Здесь переход от оскорбительной интонации к просьбе о прощении столь быстр и резок, что искренность слез героя не вызывает у нас полного доверия. По-иному видится проблема И.С.Эвентову:
"Здесь любовь попрана, низведена до плотского чувства, женщина обезображена, сам герой деморализован, и его прерываемая буйством тоска лишь в самом конце сменяется ноткой жалостливого раскаяния (...)
Невольно напрашивается мысль об известной нарочитости, демонстративности изображаемой поэтом картины (и употребляемой им лексики), о том, что он как бы выставляет напоказ всю мерзость кабацкого омута, в которую он погрузился и который его ничуть не радует, не утешает, а наоборот - тяготит" (41; 109).
Все же следует отметить, что при всей "сниженности" лексики данного стихотворения, ей далеко до нецензурщины, хлынувшей в литературный поток в наши дни. А главное - "соль" стихотворения не в "неприличных словах", а в осознании героем вины и боли.

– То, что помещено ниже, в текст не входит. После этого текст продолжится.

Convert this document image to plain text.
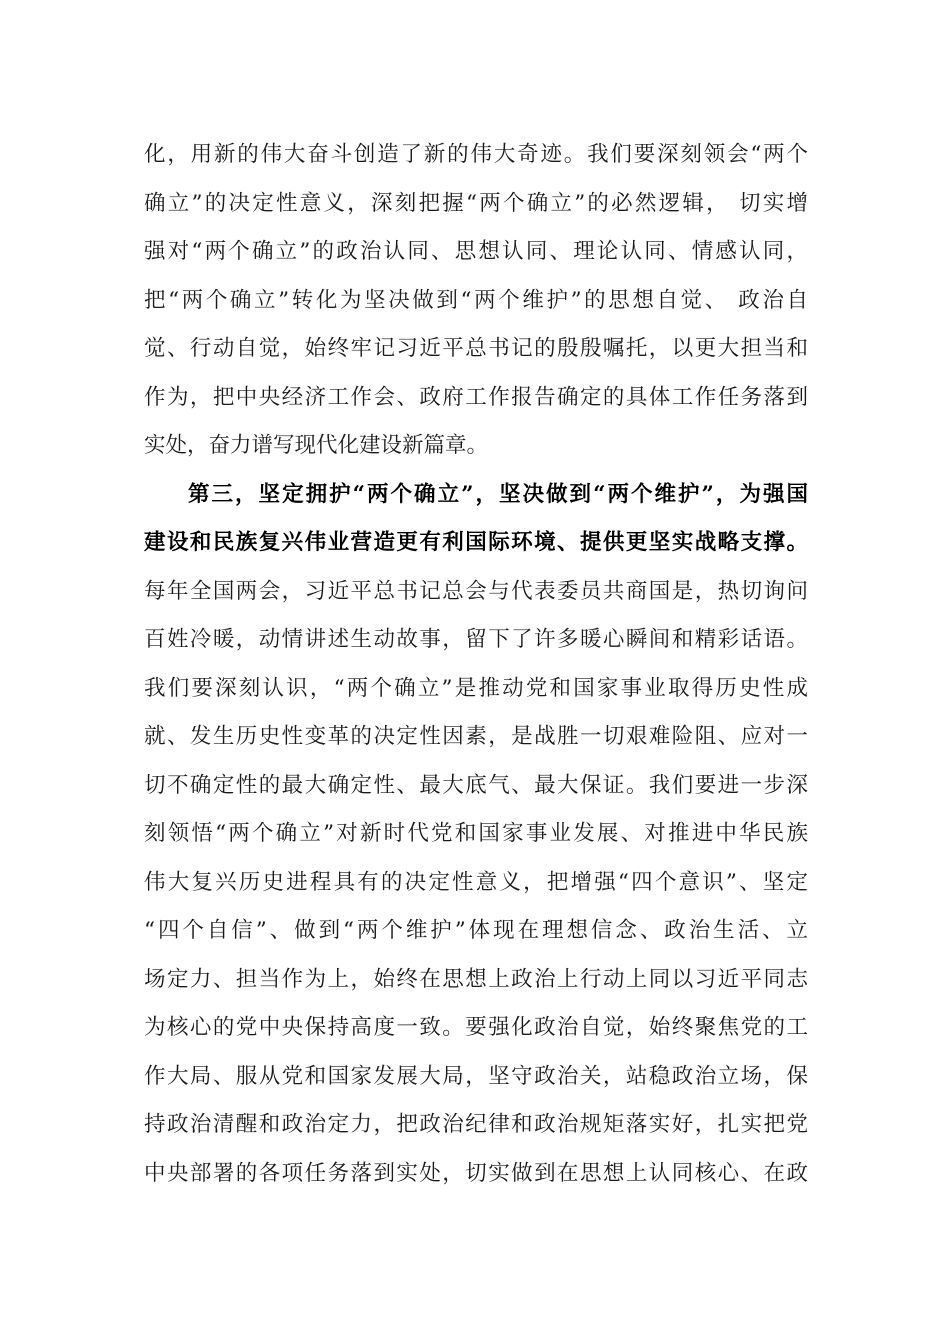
化，用新的伟大奋斗创造了新的伟大奇迹。我们要深刻领会“两个
确立”的决定性意义，深刻把握“两个确立”的必然逻辑， 切实增
强对“两个确立”的政治认同、思想认同、理论认同、情感认同，
把“两个确立”转化为坚决做到“两个维护”的思想自觉、 政治自
觉、行动自觉，始终牢记习近平总书记的殷殷嘱托，以更大担当和
作为，把中央经济工作会、政府工作报告确定的具体工作任务落到
实处，奋力谱写现代化建设新篇章。
第三，坚定拥护“两个确立”，坚决做到“两个维护”，为强国
建设和民族复兴伟业营造更有利国际环境、提供更坚实战略支撑。
每年全国两会，习近平总书记总会与代表委员共商国是，热切询问
百姓冷暖，动情讲述生动故事，留下了许多暖心瞬间和精彩话语。
我们要深刻认识，“两个确立”是推动党和国家事业取得历史性成
就、发生历史性变革的决定性因素，是战胜一切艰难险阻、应对一
切不确定性的最大确定性、最大底气、最大保证。我们要进一步深
刻领悟“两个确立”对新时代党和国家事业发展、对推进中华民族
伟大复兴历史进程具有的决定性意义，把增强“四个意识”、坚定
“四个自信”、做到“两个维护”体现在理想信念、政治生活、立
场定力、担当作为上，始终在思想上政治上行动上同以习近平同志
为核心的党中央保持高度一致。要强化政治自觉，始终聚焦党的工
作大局、服从党和国家发展大局，坚守政治关，站稳政治立场，保
持政治清醒和政治定力，把政治纪律和政治规矩落实好，扎实把党
中央部署的各项任务落到实处，切实做到在思想上认同核心、在政
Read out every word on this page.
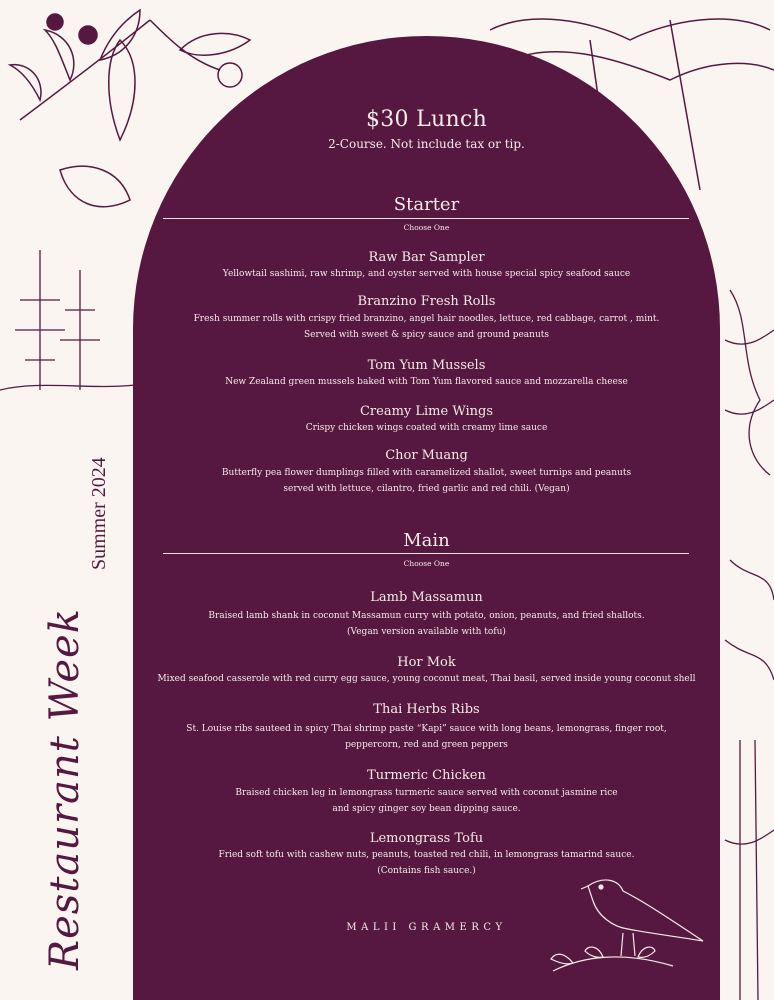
Summer 2024
Restaurant Week
$30 Lunch
2-Course. Not include tax or tip.
Starter
Choose One
Raw Bar Sampler
Yellowtail sashimi, raw shrimp, and oyster served with house special spicy seafood sauce
Branzino Fresh Rolls
Fresh summer rolls with crispy fried branzino, angel hair noodles, lettuce, red cabbage, carrot , mint.
Served with sweet & spicy sauce and ground peanuts
Tom Yum Mussels
New Zealand green mussels baked with Tom Yum flavored sauce and mozzarella cheese
Creamy Lime Wings
Crispy chicken wings coated with creamy lime sauce
Chor Muang
Butterfly pea flower dumplings filled with caramelized shallot, sweet turnips and peanuts
served with lettuce, cilantro, fried garlic and red chili. (Vegan)
Main
Choose One
Lamb Massamun
Braised lamb shank in coconut Massamun curry with potato, onion, peanuts, and fried shallots.
(Vegan version available with tofu)
Hor Mok
Mixed seafood casserole with red curry egg sauce, young coconut meat, Thai basil, served inside young coconut shell
Thai Herbs Ribs
St. Louise ribs sauteed in spicy Thai shrimp paste “Kapi” sauce with long beans, lemongrass, finger root,
peppercorn, red and green peppers
Turmeric Chicken
Braised chicken leg in lemongrass turmeric sauce served with coconut jasmine rice
and spicy ginger soy bean dipping sauce.
Lemongrass Tofu
Fried soft tofu with cashew nuts, peanuts, toasted red chili, in lemongrass tamarind sauce.
(Contains fish sauce.)
MALII GRAMERCY
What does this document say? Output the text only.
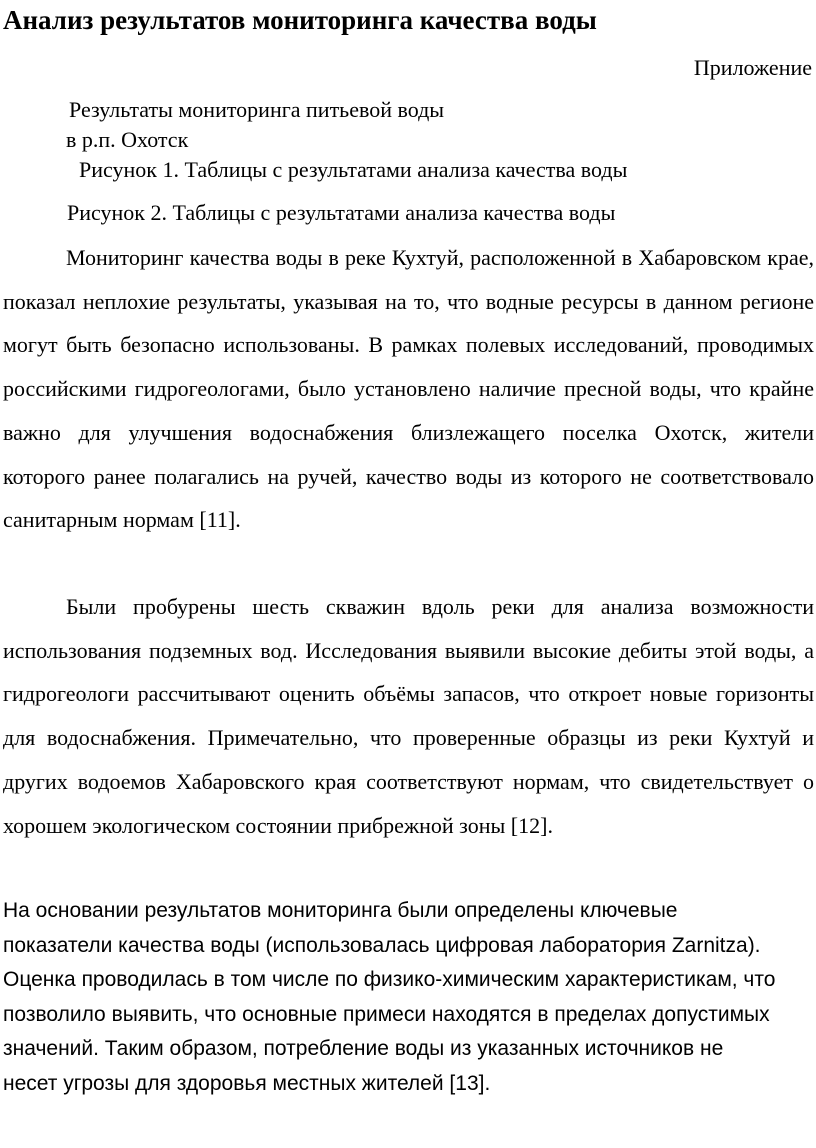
Анализ результатов мониторинга качества воды
Приложение
Результаты мониторинга питьевой воды
в р.п. Охотск
Рисунок 1. Таблицы с результатами анализа качества воды
Рисунок 2. Таблицы с результатами анализа качества воды

Мониторинг качества воды в реке Кухтуй, расположенной в Хабаровском крае, показал неплохие результаты, указывая на то, что водные ресурсы в данном регионе могут быть безопасно использованы. В рамках полевых исследований, проводимых российскими гидрогеологами, было установлено наличие пресной воды, что крайне важно для улучшения водоснабжения близлежащего поселка Охотск, жители которого ранее полагались на ручей, качество воды из которого не соответствовало санитарным нормам [11].

Были пробурены шесть скважин вдоль реки для анализа возможности использования подземных вод. Исследования выявили высокие дебиты этой воды, а гидрогеологи рассчитывают оценить объёмы запасов, что откроет новые горизонты для водоснабжения. Примечательно, что проверенные образцы из реки Кухтуй и других водоемов Хабаровского края соответствуют нормам, что свидетельствует о хорошем экологическом состоянии прибрежной зоны [12].

На основании результатов мониторинга были определены ключевые показатели качества воды (использовалась цифровая лаборатория Zarnitza). Оценка проводилась в том числе по физико-химическим характеристикам, что позволило выявить, что основные примеси находятся в пределах допустимых значений. Таким образом, потребление воды из указанных источников не несет угрозы для здоровья местных жителей [13].
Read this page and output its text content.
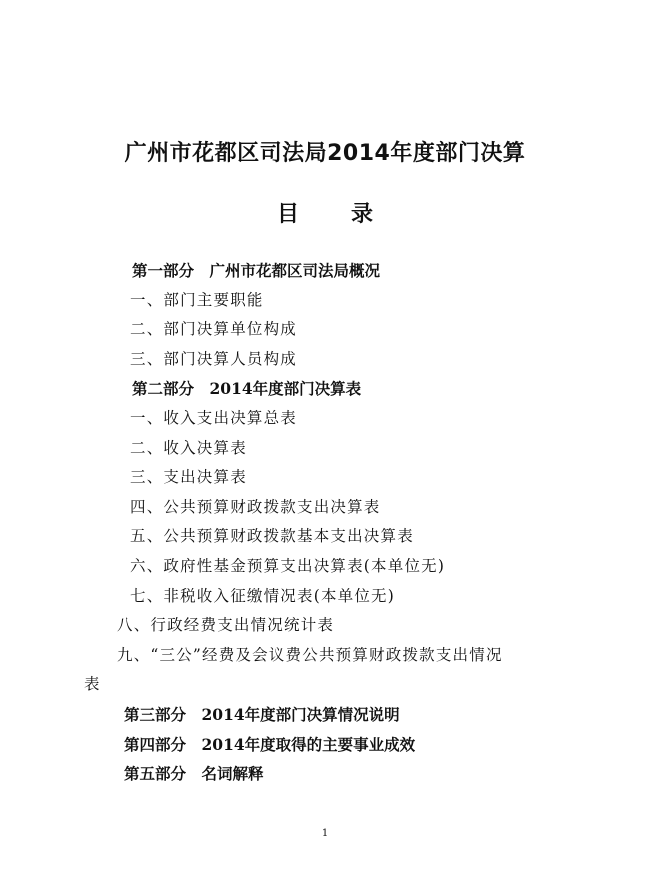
广州市花都区司法局2014年度部门决算
目 录
第一部分　广州市花都区司法局概况
一、部门主要职能
二、部门决算单位构成
三、部门决算人员构成
第二部分　2014年度部门决算表
一、收入支出决算总表
二、收入决算表
三、支出决算表
四、公共预算财政拨款支出决算表
五、公共预算财政拨款基本支出决算表
六、政府性基金预算支出决算表(本单位无)
七、非税收入征缴情况表(本单位无)
八、行政经费支出情况统计表
九、“三公”经费及会议费公共预算财政拨款支出情况
表
第三部分　2014年度部门决算情况说明
第四部分　2014年度取得的主要事业成效
第五部分　名词解释
1
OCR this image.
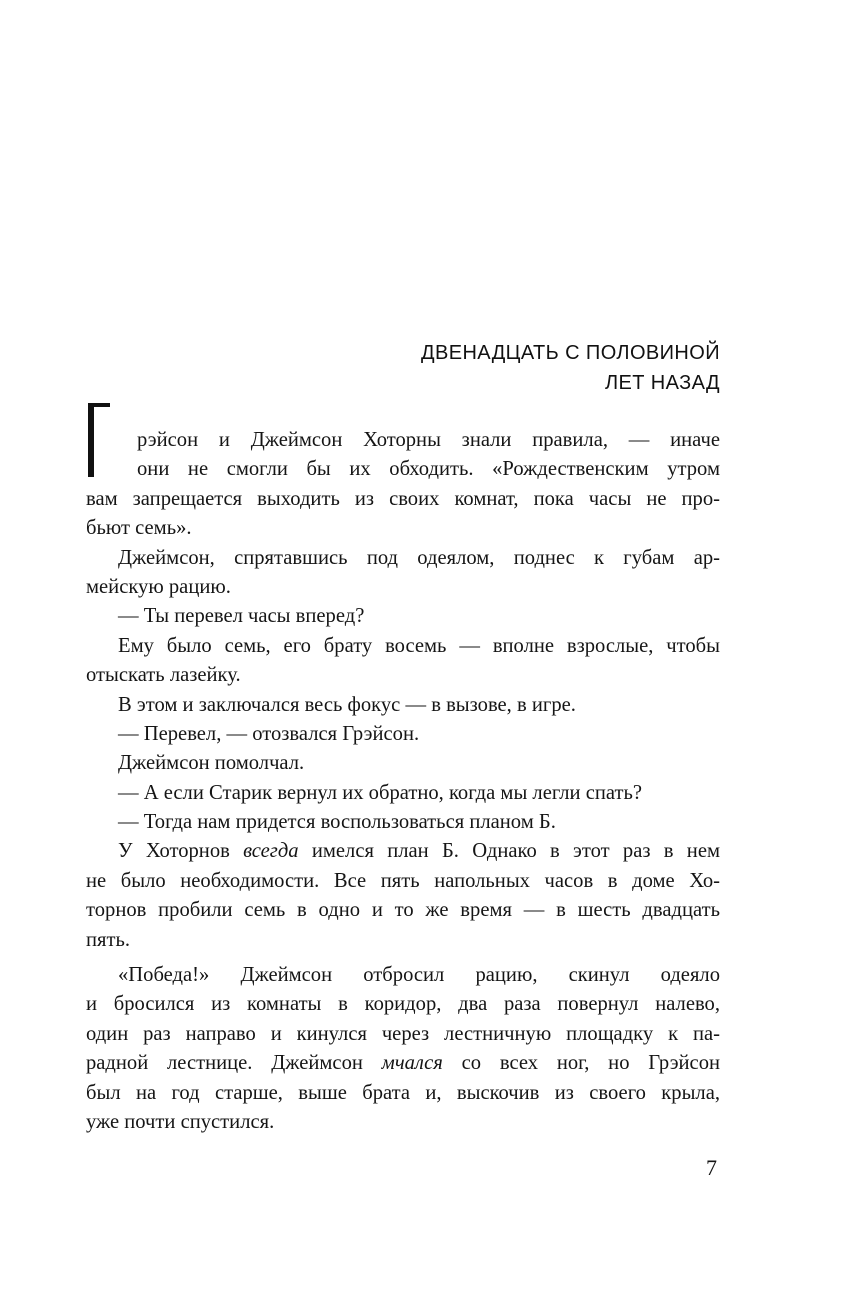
ДВЕНАДЦАТЬ С ПОЛОВИНОЙ
ЛЕТ НАЗАД
рэйсон и Джеймсон Хоторны знали правила, — иначе
они не смогли бы их обходить. «Рождественским утром
вам запрещается выходить из своих комнат, пока часы не про-
бьют семь».
Джеймсон, спрятавшись под одеялом, поднес к губам ар-
мейскую рацию.
— Ты перевел часы вперед?
Ему было семь, его брату восемь — вполне взрослые, чтобы
отыскать лазейку.
В этом и заключался весь фокус — в вызове, в игре.
— Перевел, — отозвался Грэйсон.
Джеймсон помолчал.
— А если Старик вернул их обратно, когда мы легли спать?
— Тогда нам придется воспользоваться планом Б.
У Хоторнов всегда имелся план Б. Однако в этот раз в нем
не было необходимости. Все пять напольных часов в доме Хо-
торнов пробили семь в одно и то же время — в шесть двадцать
пять.
«Победа!» Джеймсон отбросил рацию, скинул одеяло
и бросился из комнаты в коридор, два раза повернул налево,
один раз направо и кинулся через лестничную площадку к па-
радной лестнице. Джеймсон мчался со всех ног, но Грэйсон
был на год старше, выше брата и, выскочив из своего крыла,
уже почти спустился.
7
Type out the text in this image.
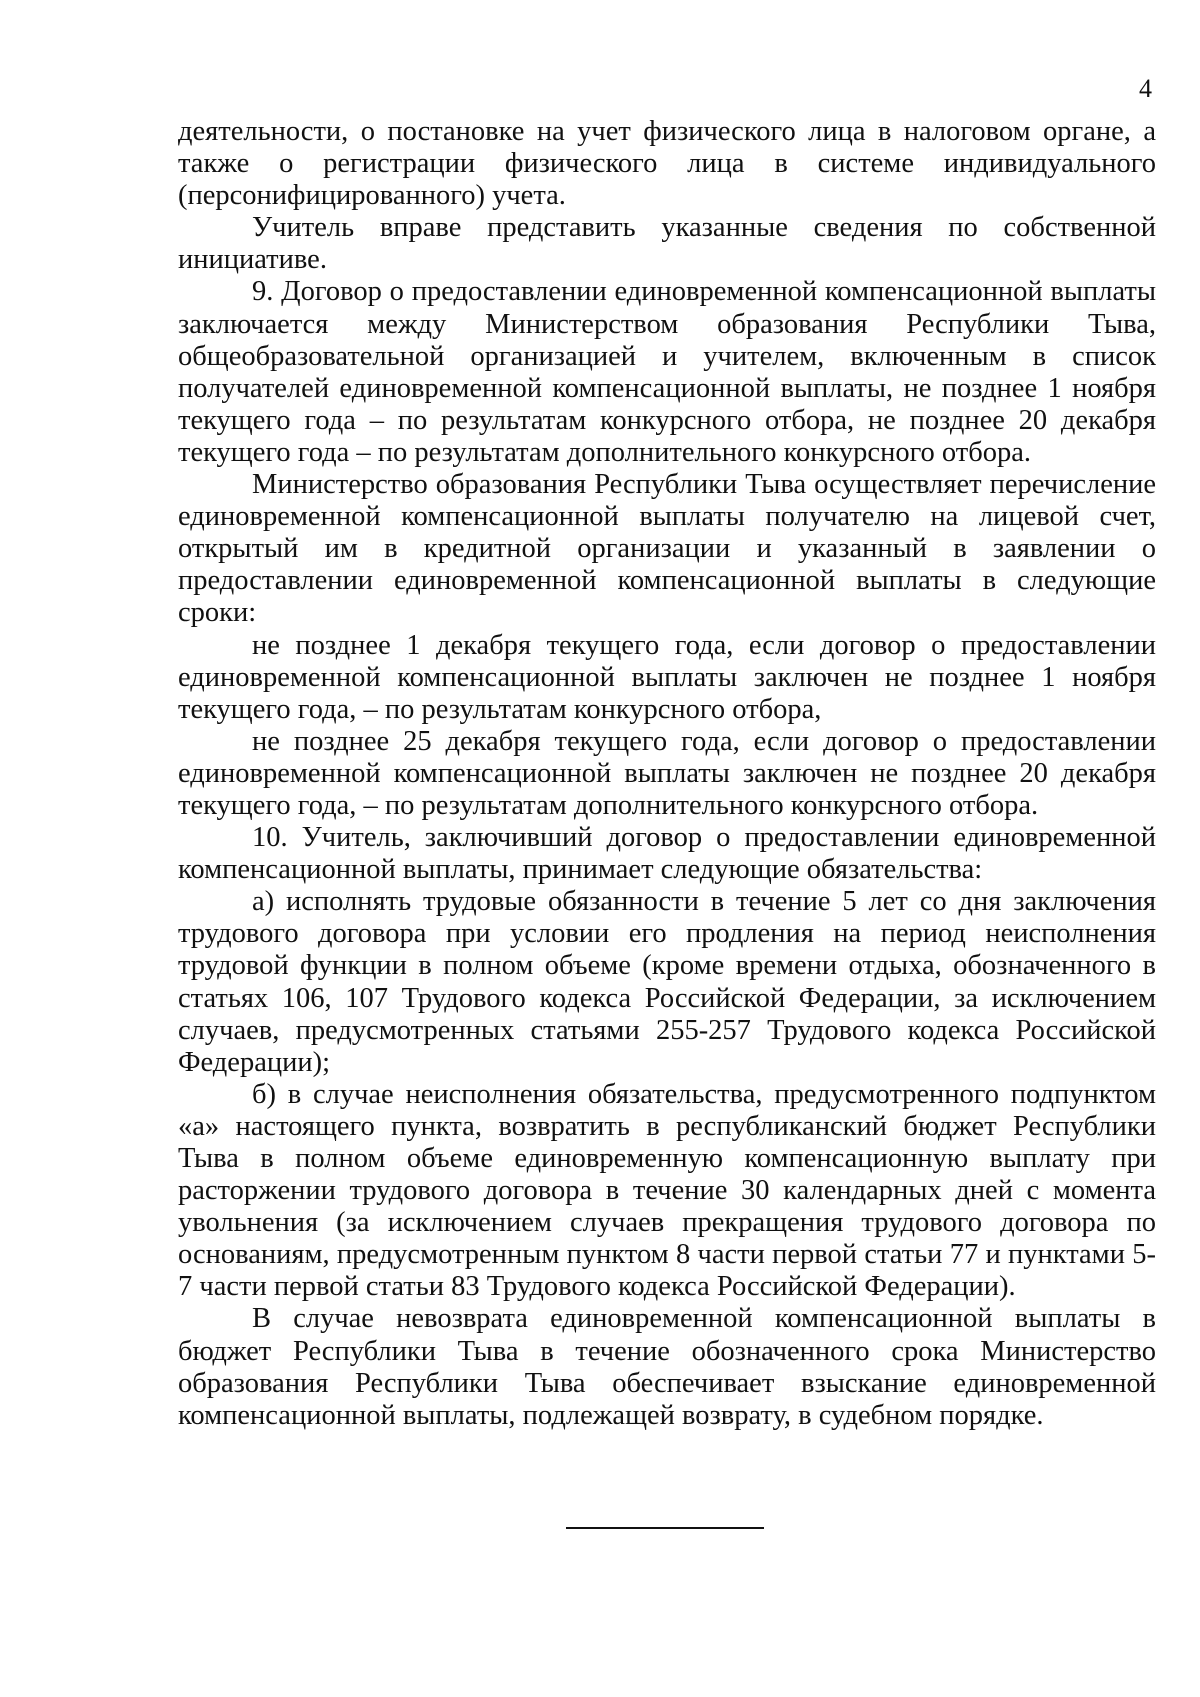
4

деятельности, о постановке на учет физического лица в налоговом органе, а также о регистрации физического лица в системе индивидуального (персонифицированного) учета.

Учитель вправе представить указанные сведения по собственной инициативе.

9. Договор о предоставлении единовременной компенсационной выплаты заключается между Министерством образования Республики Тыва, общеобразовательной организацией и учителем, включенным в список получателей единовременной компенсационной выплаты, не позднее 1 ноября текущего года – по результатам конкурсного отбора, не позднее 20 декабря текущего года – по результатам дополнительного конкурсного отбора.

Министерство образования Республики Тыва осуществляет перечисление единовременной компенсационной выплаты получателю на лицевой счет, открытый им в кредитной организации и указанный в заявлении о предоставлении единовременной компенсационной выплаты в следующие сроки:

не позднее 1 декабря текущего года, если договор о предоставлении единовременной компенсационной выплаты заключен не позднее 1 ноября текущего года, – по результатам конкурсного отбора,

не позднее 25 декабря текущего года, если договор о предоставлении единовременной компенсационной выплаты заключен не позднее 20 декабря текущего года, – по результатам дополнительного конкурсного отбора.

10. Учитель, заключивший договор о предоставлении единовременной компенсационной выплаты, принимает следующие обязательства:

а) исполнять трудовые обязанности в течение 5 лет со дня заключения трудового договора при условии его продления на период неисполнения трудовой функции в полном объеме (кроме времени отдыха, обозначенного в статьях 106, 107 Трудового кодекса Российской Федерации, за исключением случаев, предусмотренных статьями 255-257 Трудового кодекса Российской Федерации);

б) в случае неисполнения обязательства, предусмотренного подпунктом «а» настоящего пункта, возвратить в республиканский бюджет Республики Тыва в полном объеме единовременную компенсационную выплату при расторжении трудового договора в течение 30 календарных дней с момента увольнения (за исключением случаев прекращения трудового договора по основаниям, предусмотренным пунктом 8 части первой статьи 77 и пунктами 5-7 части первой статьи 83 Трудового кодекса Российской Федерации).

В случае невозврата единовременной компенсационной выплаты в бюджет Республики Тыва в течение обозначенного срока Министерство образования Республики Тыва обеспечивает взыскание единовременной компенсационной выплаты, подлежащей возврату, в судебном порядке.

Двойственное отношение к "объекту" любви наблюдается и в стихотворении "Пой же, пой на проклятой гитаре", где, с одной стороны, поэт заглядывается на красивые запястья женщины и "плечей ее льющийся шелк", ищет в ней счастье, а - находит гибель. Герой готов примириться с тем, что она целует другого, называет ее "молодой красивой дрянью" и тут же: "Ах, постой. Я ее не ругаю. Ах, постой. Я ее не кляну..." И последующие прекрасные строки: "Дай тебе про себя я сыграю Под басовую эту струну"- раскрывают внутреннее состояние человека, спокойно, без надрыва осознающего свое увлечение "предметом", не достойным его внимания, но при этом не торопящимся с выводами, как будто и такое положение его тяготит не очень. Но во второй части стихотворения герой вновь сползает до пошлой бытовщины, бравируя перечислением своих побед над женщинами, низводя смысл и назначение жизни до "постельного уровня": "Наша жизнь - простыня да кровать, Наша жизнь - поцелуй да в омут". И несмотря на будто бы оптимистическую заключительную строку ("Не умру я, мой друг, никогда"), стихотворение оставляет тягостное впечатление. Становится понятно, что в этом "логове" "нет места человеческой радости, нет и надежды на счастье. Любовь здесь не праздник сердца, она приносит человеку гибель, она губит его, словно чума" (41; 109-110).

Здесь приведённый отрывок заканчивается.